Well, got to go. I have things to do and people to see. I hope all of you are fine and healthy. I think of my family and friends often and know I should keep in touch more, just don't do it. Love you all.

Saturday, September 20, 2008

I miss my mom tonight. She died a week ago tomorrow. She was my rock and my connection to my family. Now what?? If only I knew. I won't see her smiling face or hear her words of wisdom anymore except in my mind. I miss you mom and love you so very much.

I was on a wonderful trip east with one of my best friends, Chris. She gave me a true gift of allowing me to travel with her from Seattle to D.C. However, my trip was cut short in Pittsburgh as my mom took a turn for the worse and I had to fly home to be by her side. Last Saturday I sat with her alone for 3 hours talking to her, holding her hand, and rubbing her face, hair and arm. It hurt to see her slipping away. On the other hand, it was healing to be with her and share that time with her. My daughter, Bryanna, flew in from Charlotte to say good-bye to her Nana. My son, Kai, also had the chance to say good-bye. When she died I was with two of my three kids and that meant soooooo much.

I wish to thank Chris for my wonderful opportunity to travel with her through beautiful states, to Yellowstone National Park, Mount Rushmore, and the Badlands. What a gift. It is something I will treasure the rest of my life. I also want to thank her and Marilyn for all their support in guiding me to come home to be with my mom. Chris, Marilyn and Gayle have been an enormous sense of comfort during this hard time. I want them to know how much I appreciate their friendships and how much I truly love them.

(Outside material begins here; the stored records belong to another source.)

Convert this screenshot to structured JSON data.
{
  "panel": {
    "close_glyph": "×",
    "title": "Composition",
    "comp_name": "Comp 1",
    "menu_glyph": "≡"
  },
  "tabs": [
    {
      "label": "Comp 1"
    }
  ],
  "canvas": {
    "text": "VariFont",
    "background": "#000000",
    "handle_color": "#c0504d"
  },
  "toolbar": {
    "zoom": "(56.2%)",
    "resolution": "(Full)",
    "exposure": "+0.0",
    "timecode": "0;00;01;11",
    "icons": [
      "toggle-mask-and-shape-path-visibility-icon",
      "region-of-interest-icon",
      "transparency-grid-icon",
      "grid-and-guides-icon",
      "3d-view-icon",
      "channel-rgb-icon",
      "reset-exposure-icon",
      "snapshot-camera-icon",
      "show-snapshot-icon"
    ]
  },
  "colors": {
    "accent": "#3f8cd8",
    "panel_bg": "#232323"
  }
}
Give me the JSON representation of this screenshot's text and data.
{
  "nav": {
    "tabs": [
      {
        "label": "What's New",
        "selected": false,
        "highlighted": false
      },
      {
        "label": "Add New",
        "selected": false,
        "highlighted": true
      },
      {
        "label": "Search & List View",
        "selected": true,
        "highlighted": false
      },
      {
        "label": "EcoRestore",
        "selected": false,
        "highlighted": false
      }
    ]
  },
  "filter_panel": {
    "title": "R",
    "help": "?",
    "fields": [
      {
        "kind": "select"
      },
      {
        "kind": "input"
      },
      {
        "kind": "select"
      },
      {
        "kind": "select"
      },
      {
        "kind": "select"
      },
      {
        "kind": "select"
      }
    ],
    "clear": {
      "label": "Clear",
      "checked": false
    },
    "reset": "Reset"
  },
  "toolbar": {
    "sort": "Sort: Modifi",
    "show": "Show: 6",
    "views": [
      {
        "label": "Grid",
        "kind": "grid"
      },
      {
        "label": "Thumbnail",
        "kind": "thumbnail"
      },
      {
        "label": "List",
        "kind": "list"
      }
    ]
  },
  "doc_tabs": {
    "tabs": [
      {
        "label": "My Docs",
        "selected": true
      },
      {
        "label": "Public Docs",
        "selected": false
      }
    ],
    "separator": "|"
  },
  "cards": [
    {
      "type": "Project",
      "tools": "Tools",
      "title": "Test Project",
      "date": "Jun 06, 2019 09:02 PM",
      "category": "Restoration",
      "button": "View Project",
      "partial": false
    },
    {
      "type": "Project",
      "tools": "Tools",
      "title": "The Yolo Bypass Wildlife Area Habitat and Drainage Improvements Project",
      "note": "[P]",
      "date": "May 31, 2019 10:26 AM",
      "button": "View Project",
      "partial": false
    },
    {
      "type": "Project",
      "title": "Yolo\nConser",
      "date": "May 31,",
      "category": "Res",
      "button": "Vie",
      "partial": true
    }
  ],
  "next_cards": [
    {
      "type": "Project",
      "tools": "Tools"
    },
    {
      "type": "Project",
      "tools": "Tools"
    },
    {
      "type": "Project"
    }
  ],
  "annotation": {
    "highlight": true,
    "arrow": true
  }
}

My mom's service is going to be October 18th. This will be the next opsticle. I will have friends and family around me to help me through this. I am truly blessed.

My mom and I shared so much together. We traveled to Alaska and Canada together and had wonderful times. I will miss her, but her memory burns bright inside me and through my daughter, Bryanna. Bryanna is so much like my mother. She shares my mother's aspirations and people skills. They are both wonderful people and have and will touch many lives.

I miss you mom and love you very much. Thank you for being part of my life.